Let's find the minimum of the function

$$f(x) = 2 x^4 + 3 x^3 + 3$$Its first derivative is

$$\frac{df(x)}{dx} = 8 x^3 + 9 x^2$$and its second derivative is

$$\frac{d^2f(x)}{dx^2} = 24 x^2 + 18 x$$In [31]:

```
import time
import IPython.display as ipd # for display and clear_output
import random
def f(x):
return 2 * x**4 + 3 * x**3 + 3
def df(x):
return 8 * x**3 + 9 * x**2
def ddf(x):
return 24 * x**2 + 18*x
def taylorf(x,dx):
return f(x) + df(x) * dx + 0.5 * ddf(x) * dx**2
xs = np.linspace(-2,1,num=100)
dxs = np.linspace(-0.5,0.5,num=100)
fig = plt.figure(figsize=(18, 8))
for rep in range(5):
x = random.uniform(-2, 1) # first guess at minimum
for step in range(10):
time.sleep(1) # sleep 2 seconds
plt.clf()
plt.plot(xs, f(xs))
plt.grid('on')
plt.plot(x+dxs, taylorf(x, dxs),'g-',linewidth=5, alpha=0.4)
plt.plot(x, f(x), 'ro')
y0, y1 = plt.ylim()
plt.plot([x, x], [y0, y1], 'r--')
if step == 0:
plt.text(x, 10, 'New first x', color='r', fontsize=40)
plt.text(x + 0.05, (y0 + y1) * 0.5, str(x), color='r', fontsize=20)
x = x - df(x) / float(ddf(x))
plt.plot(x, f(x), 'go')
plt.legend(('$f(x)$', '$\hat{f}(x)$'))
ipd.clear_output(wait=True)
ipd.display(fig)
ipd.clear_output(wait=True)
```

4.1 What kind of search do we get from

- Local beam search with $k=1$?
- Local beam search with one initial state and no limit on the number of states retained?
- Simulated annealing with $T=0$ at all times?
- Simulated annealing with $T=\infty$?
- Genetic algorithm with population size $k=1$?
- Gradient-ascent in a discrete state and action space?
- Nelder-Mead with $k=2$ in a two-dimensional state space?

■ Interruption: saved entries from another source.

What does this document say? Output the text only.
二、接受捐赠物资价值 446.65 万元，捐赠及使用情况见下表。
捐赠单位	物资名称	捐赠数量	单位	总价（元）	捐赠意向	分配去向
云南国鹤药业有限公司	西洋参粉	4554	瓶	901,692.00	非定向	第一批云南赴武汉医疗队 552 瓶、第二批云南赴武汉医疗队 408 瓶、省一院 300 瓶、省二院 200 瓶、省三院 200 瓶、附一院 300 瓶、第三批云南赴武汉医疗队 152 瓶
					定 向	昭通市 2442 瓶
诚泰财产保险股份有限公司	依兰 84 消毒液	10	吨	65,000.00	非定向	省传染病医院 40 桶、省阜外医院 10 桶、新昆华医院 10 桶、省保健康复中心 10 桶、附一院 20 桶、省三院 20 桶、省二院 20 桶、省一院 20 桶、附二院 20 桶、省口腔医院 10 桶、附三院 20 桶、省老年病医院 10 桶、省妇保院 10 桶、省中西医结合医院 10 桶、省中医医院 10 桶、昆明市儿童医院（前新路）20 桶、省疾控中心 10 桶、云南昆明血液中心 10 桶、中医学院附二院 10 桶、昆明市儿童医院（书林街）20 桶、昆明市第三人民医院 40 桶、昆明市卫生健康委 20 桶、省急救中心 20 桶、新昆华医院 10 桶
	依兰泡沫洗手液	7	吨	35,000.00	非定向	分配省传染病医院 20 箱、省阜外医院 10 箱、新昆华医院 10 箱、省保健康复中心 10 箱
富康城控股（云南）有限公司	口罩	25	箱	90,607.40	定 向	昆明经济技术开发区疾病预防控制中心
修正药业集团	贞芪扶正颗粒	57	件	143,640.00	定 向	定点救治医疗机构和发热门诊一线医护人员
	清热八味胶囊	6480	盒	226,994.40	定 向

For many real-world problems, an agent cannot predict the outcome of applying an action in the current state. It must take the action and observe the new state.

An agent can end up in a dead-end from which it cannot recover. We
will ignore this, and assume that a search problem is **safely
explorable**---some goal state is reachable from every reachable
state.

An on-line search agent cannot explore the successors to an arbitrary node, but only the successors of the current node. This is the nature of depth-first so the authors adapt off-line dept-first search to an on-line search algorithm. Results of each action are stored in a map that associates each state-action pair with the resulting state. It assumes it is possible to undo, or reverse, each action in order to backtrack.

An on-line version of A* is learning real-time A* , or LRTA*
Instead of maintaining memory of states as in the above depth-first
algorithm, LRTA* only maintains a memory of the current best estimate
of cost to reach a goal for each node. It updates this estimate after
each action is tried. It assumes it can identify all successors for a
state and compare their remaining cost estimates. An interesting
aspect is that all untried actions are assumed to result in a state
whose heuristic function value is correct, a feature called **optimism
under uncertainty**.

Learning better estimates of remaining cost based on single steps is
at the heart of **reinforcement learning**, covered in Chapter 21.